Many of the programming language systems that support GPU offloading translate high-level programming language constructs to heterogeneous programming model APIs. Typical examples are OpenMP [18] and OpenACC [19]. Compilers which support OpenMP or OpenACC translate high-level pragma-based abstractions to lower-level (for example, CUDA driver or OpenCL) calls. This allows code using OpenMP or OpenACC to target a wide variety of hardware as long as the compiler lowers the abstractions into lower-level representations that the underlying runtime can ingest. This representation is bundled in a fat binary-based executable, in which the same binary embeds both host and device code. This allows the device code to be recompiled or optimized when the driver is updated, without having to rebuild the application. The usage of fat binaries brings the advantage for application deployment, i.e. no need to maintain separated binary or source code (host and device) and link them together for execution. LLVM/Clang [20] uses PTX as the intermediate language (IL) for the CUDA driver. Intel OpenMP compiler makes another choice and uses SPIR-V as IL in order to target their OpenCL or L0 based GPU backends [21, 22]. The approach in HIPLZ is similar, although we implement the HIP API and not pragma-based approaches, and we use SPIR-V as the intermediary representation.

Different approaches exist to bridge programming models to L0: for example ZLUDA [23] is a demonstrator showcasing running unmodified CUDA applications on top of L0 by implementing the CUDA driver API in L0, and converting NVIDIA PTX [24] to SPIR-V. ZLUDA only supports a limited subset of applications, but it does showcase promising performance on those applications.

Another well known project bridging several programming models to OpenCL is pocl [25]. pocl implements OpenCL for NVIDIA GPUs on top of CUDA, AMD GPUs on top of HSA and supports CPU devices as well through the Posix Threads programming API.

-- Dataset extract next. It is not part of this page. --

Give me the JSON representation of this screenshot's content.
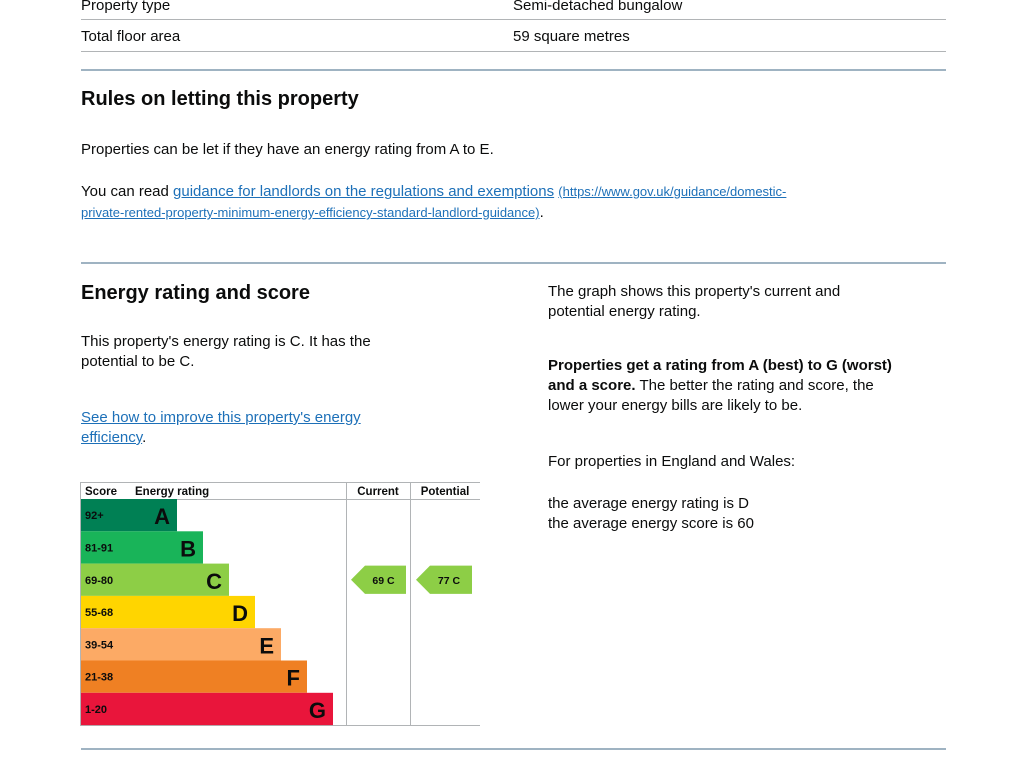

hipSYCL [26] is a SYCL implementation that leverages existing heterogeneous programming model such as CUDA, HIP to support different GPU architectures. It also provides a work-in-progress support for Intel GPUs via oneAPI [21].

6 Conclusion

In this paper, we introduced the design and implementation of HIPLZ, a compilation and runtime system that allows HIP code to run on Intel GPUs. It uses the L0 API to implement the HIP API’s functionalities and SPIR-V as the IL to represent the kernel functions. To the best of our knowledge, HIPLZ is the first compiler and runtime system that allows HIP code to run on Intel GPUs by using L0.

HIPLZ successfully compiled and produced correct results on an Intel Gen9 GPU for more than 35 HIP test cases and mini-apps. In terms of performance, we ran two performance benchmarks using HIPLZ and were able to achieve approximately the same peak values as OpenCL, demonstrating that HIPLZ produces code that can effectively use the Intel GPU hardware. Future work will focus on extending performance for more applications and interoperability with other programming models like DPC++ and OpenMP.